There is always a tipping point, a turning point in one’s life where a decision is made that completely alters your path and thrusts you forward into a new reality, your future. You may have already made this decision, or it may be just around the corner, but for me, the most pivotal decision of my life occurred almost two years ago.
It was one that many of my closest family members and dearest friends could not understand, and honestly I wasn’t even sure I understood: I abandoned a six-figure salary to become a social entrepreneur.
For six years post-college, I worked as a buyer with the TJX Companies, the parent company to TJ Maxx and Marshalls. I was on the fast-track to success: I had been promoted quickly, I was working for the most desired department at the company, and was on the path to management. My career as a buyer afforded me the opportunity of living and working in amazing cities and I was frequenting trips to Europe. On top of the all-expenses-paid travel, I was making a six-figure income, and my car and rent were paid for as a part of my relocation deal to Los Angeles. As a 20-something, life was pretty breezy.
I yearned for something more impactful …
Though I was growing and learning, an unsettling thought lingered in the back of my mind. I was working for a huge corporation producing massive amounts of inventory abroad. There was very little knowledge on where the products I was buying were actually coming from. I yearned for something more impactful, but loved product and retail so much that I could not see myself ever fully leaving the industry.
Growing up in a diverse household (my mother from the US, my father from Iran), I was exposed to cultural differences from birth. I started to travel at a young age because my father’s family still lived in Iran. Because of this early exposure to worlds that are often unseen, I became passionate about new cultures and people, always choosing a backpack and a local meal as my preferred style of traveling over a luxury experience. I wanted to meet the people! I wanted to learn their stories!
After graduation from college, I packed a bag and headed to South America for two months with my sister. Throughout the trip, I met countless women with unparalleled skills whom were hardworking, smart, and talented. In every country I asked myself, “What makes them so different from me?” And the answer was always the same: Lack of opportunity. A conversation I had with a woman I met in the tourist destination Cusco, Peru has always stuck with me. She was hand knitting some of the finest alpaca goods I had ever seen, sitting on the sidewalk of a busy street selling her products. She explained to me the hardships of the non-tourist. Her family often did not have enough money saved from the on-season to make it through the year, and even worse, a slow tourist season would see her funds completely diminish. It just didn’t add up – people in the US were looking for well-crafted, unique items, and this craftswoman from Cusco was looking for a business that wasn’t heavily reliant on the unpredictable tourism industry.
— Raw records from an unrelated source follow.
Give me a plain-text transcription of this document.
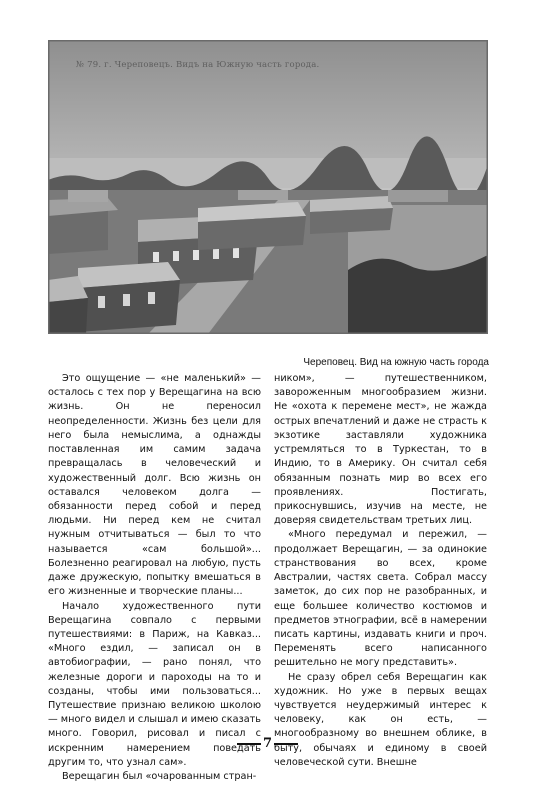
№ 79. г. Череповецъ. Видъ на Южную часть города.
Череповец. Вид на южную часть города

Это ощущение — «не маленький» — осталось с тех пор у Верещагина на всю жизнь. Он не переносил неопределенности. Жизнь без цели для него была немыслима, а однажды поставленная им самим задача превращалась в человеческий и художественный долг. Всю жизнь он оставался человеком долга — обязанности перед собой и перед людьми. Ни перед кем не считал нужным отчитываться — был то что называется «сам большой»... Болезненно реагировал на любую, пусть даже дружескую, попытку вмешаться в его жизненные и творческие планы...

Начало художественного пути Верещагина совпало с первыми путешествиями: в Париж, на Кавказ... «Много ездил, — записал он в автобиографии, — рано понял, что железные дороги и пароходы на то и созданы, чтобы ими пользоваться... Путешествие признаю великою школою — много видел и слышал и имею сказать много. Говорил, рисовал и писал с искренним намерением поведать другим то, что узнал сам».

Верещагин был «очарованным стран-

ником», — путешественником, завороженным многообразием жизни. Не «охота к перемене мест», не жажда острых впечатлений и даже не страсть к экзотике заставляли художника устремляться то в Туркестан, то в Индию, то в Америку. Он считал себя обязанным познать мир во всех его проявлениях. Постигать, прикоснувшись, изучив на месте, не доверяя свидетельствам третьих лиц.

«Много передумал и пережил, — продолжает Верещагин, — за одинокие странствования во всех, кроме Австралии, частях света. Собрал массу заметок, до сих пор не разобранных, и еще большее количество костюмов и предметов этнографии, всё в намерении писать картины, издавать книги и проч. Переменять всего написанного решительно не могу представить».

Не сразу обрел себя Верещагин как художник. Но уже в первых вещах чувствуется неудержимый интерес к человеку, как он есть, — многообразному во внешнем облике, в быту, обычаях и единому в своей человеческой сути. Внешне

7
At the time of this trip there was not much I could act on, but those experiences and conversations never left me. Fast-forward six years through my work experience, and I was now equipped with the tools I needed. Finally, I felt that I had gained the experience I needed to move on and create a company that blended my retail skills with my passion for culture and impact.
Just over a year ago, I headed to Guatemala on a trip with a friend, knowing that there was a large textile market there. After forging relationships with artisans, I brought product back with me to see how customers in Los Angeles would react. After just a few weeks, I was sold out of everything. From there, Local + Lejos was born. The mission of the company is truly two-fold, to provide sustainable employment to our women, while also making it accessible for consumers to support us. The biggest concern I had heard from women was their lack of ability to sell during the off-season. By giving these women access to work year round, they are able to save money to invest in their family.
The mission of the company is truly two-fold, to provide sustainable employment to our women, while also making it accessible for consumers to support us.
At the end of the day, it is most important for us to listen to what our women need and offer that support for them. For example, our artisans in Rwanda were starting to experience some problems with eyesight and dexterity as they got older, so we are working with our non-profit partner to put together a self-care training workshop to teach the women how they can better care for themselves. While the wages are wildly important for these women, offering help and advice in other ways — that they would never be able to afford on their own — is equally impactful.
The past year has been hard, it has been filled with obstacles that I never knew existed. But, it has never really felt like work. In sharing my story, I hope to encourage the person who is unsure about where they’re headed. If you take your experience and combine it with your passions, you will find yourself surrounded by people that are as equally invested in causes close to your heart. As a result, colleagues quickly become friends. Of course, with the good comes the bad, but if you are spending the majority of your time doing what you love, you’ll find the strength to take care of the rest.